Rizz = Charisma
Simp = Insult basically meaning somebody who would do anything to get attention from someone (typically a man wanting attention from a woman)
No cap = No lie/For real
Skibidi = ???
Mad = Intensifier ; So mad rizz = Immense charisma
Ohio = Boring/Dull
GOAT = Greatest Of All Time
FR = For Real
All I could gather from skibidi, even with googling as it was the only one of two (ohio being the other) I had no about, was that it changes meaning depending on the sentence
e.g. Sick can mean ill or awesome, (The) Shit is good and (This is) Shit is bad
Nay from me, for such variances of speech are wrought clear as by the Stone of Alexandria.
While my brain feels pain from being stuck in Shakespeare mode, I gladly find that I can freshly read this Z-speak. It giveth me hope to see our generations Twix'd, that some sweet crunch of justice might produce this flimsy wrapper.
Say I continue with said gen-z memes, but only if we follow with the Chewie rawrs of translation.
Forsooth I must be done with Shakespeare's voice if I'm to think with ought but frank exhaustion. The verse at times goes on too long fr.
Translation without hesitation. Transcription bypassing conniption. As Bill Mahr says it blows his mind, to see such rap in real time. A mind that can turn on a dime is indeed a thing of no friction. And it's not just me or the B.I.G. that commands such a brilliant machine. It's all who can speak or exclaim with a squeak who is heir to the vocally miraculous conceit.

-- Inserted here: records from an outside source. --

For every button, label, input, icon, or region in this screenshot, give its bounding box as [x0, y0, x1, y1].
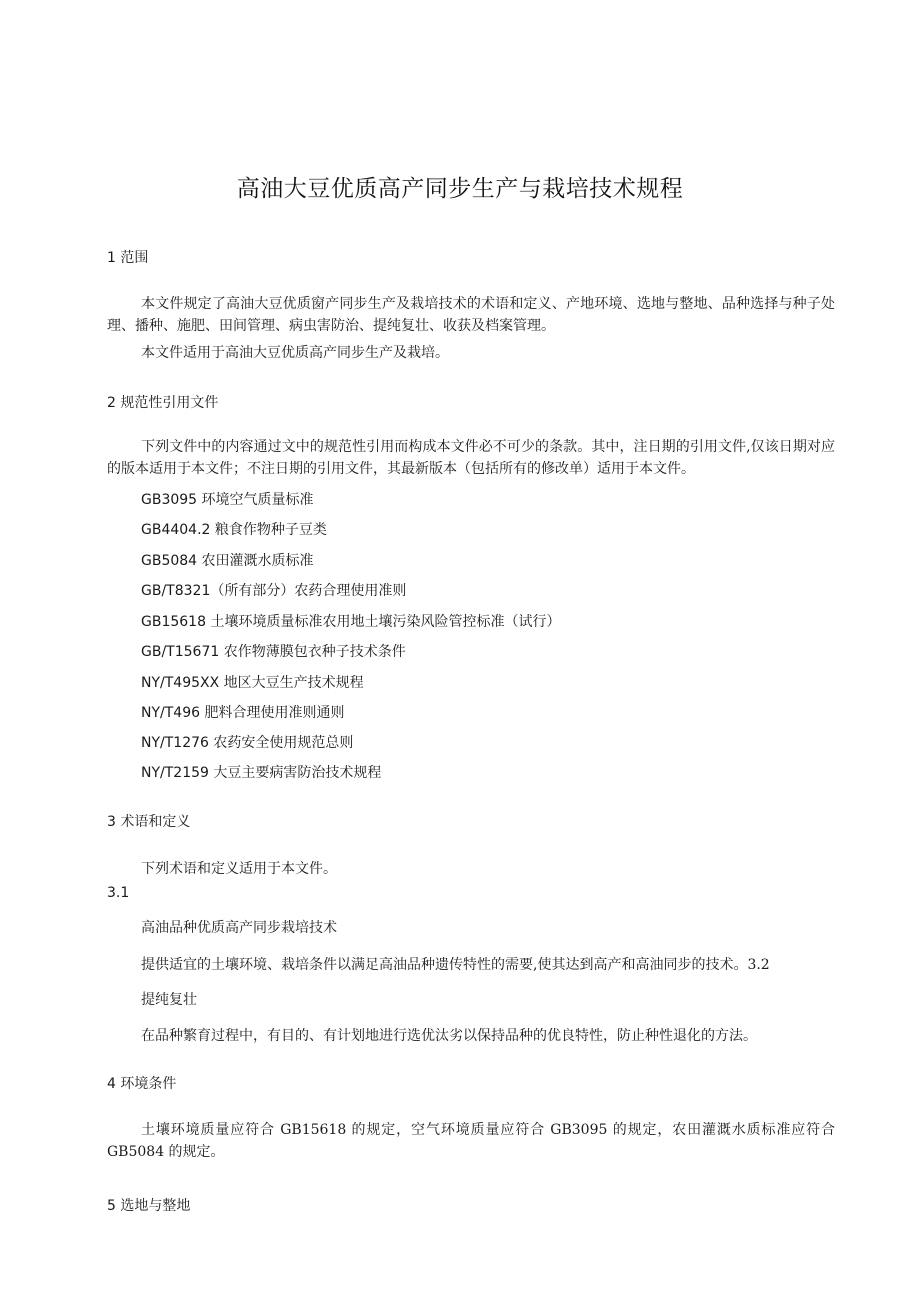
reference-item: GB3095 环境空气质量标准 — [141, 492, 314, 508]
reference-item: GB/T8321（所有部分）农药合理使用准则 — [141, 583, 407, 599]
term-3-2-name: 提纯复壮 — [141, 992, 197, 1008]
term-3-1-name: 高油品种优质高产同步栽培技术 — [141, 920, 337, 936]
reference-item: NY/T1276 农药安全使用规范总则 — [141, 735, 354, 751]
section-3-heading: 3 术语和定义 — [107, 814, 191, 830]
reference-item: GB5084 农田灌溉水质标准 — [141, 553, 314, 569]
section-4-paragraph-1: 土壤环境质量应符合 GB15618 的规定，空气环境质量应符合 GB3095 的规定，农田灌溉水质标准应符合 GB5084 的规定。 — [107, 1122, 835, 1160]
section-5-heading: 5 选地与整地 — [107, 1198, 191, 1214]
reference-item: GB/T15671 农作物薄膜包衣种子技术条件 — [141, 644, 406, 660]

I don't see it as all that much different from Lewis Carroll's Jabberwocky. Like half the words are made up, but context clues offer enough info to piece together meaning.
Very interesting YT clip from a linguist on exactly this. He traces its history and some origins go back quite a ways and lots come from the Black community, which should surprise no one.
i don't understand why most people on the internet don't use IPA for conveying pronunciation
while it is more complicated, and unless you are a phonology nerd, you have to look things up (including me), it is incredibly more concise
it is, in fact, the only way to concisely convey any pronunciation (excluding single language focused phonetic notations)
different english dialects have different pronunciation: e.g. fur can be /fɜː(ɹ)/, /fɜɹ/ and /fʌr/
While this is not the case for your comment, others also use made-up words for conveying pronunciation. Ghoti is a perfect example why that is problematic.
It's halfway in between. You say "f'ree". It sits in the spot between 1 and 2, like a wobbly and uncertain syllable, that lingers as "mine" beyond "me".
Notice how the former is longer than the latter, despite being the same number of notes. A warble, a wiggle, a bridge between meters, "FR" is timed out like "baroque".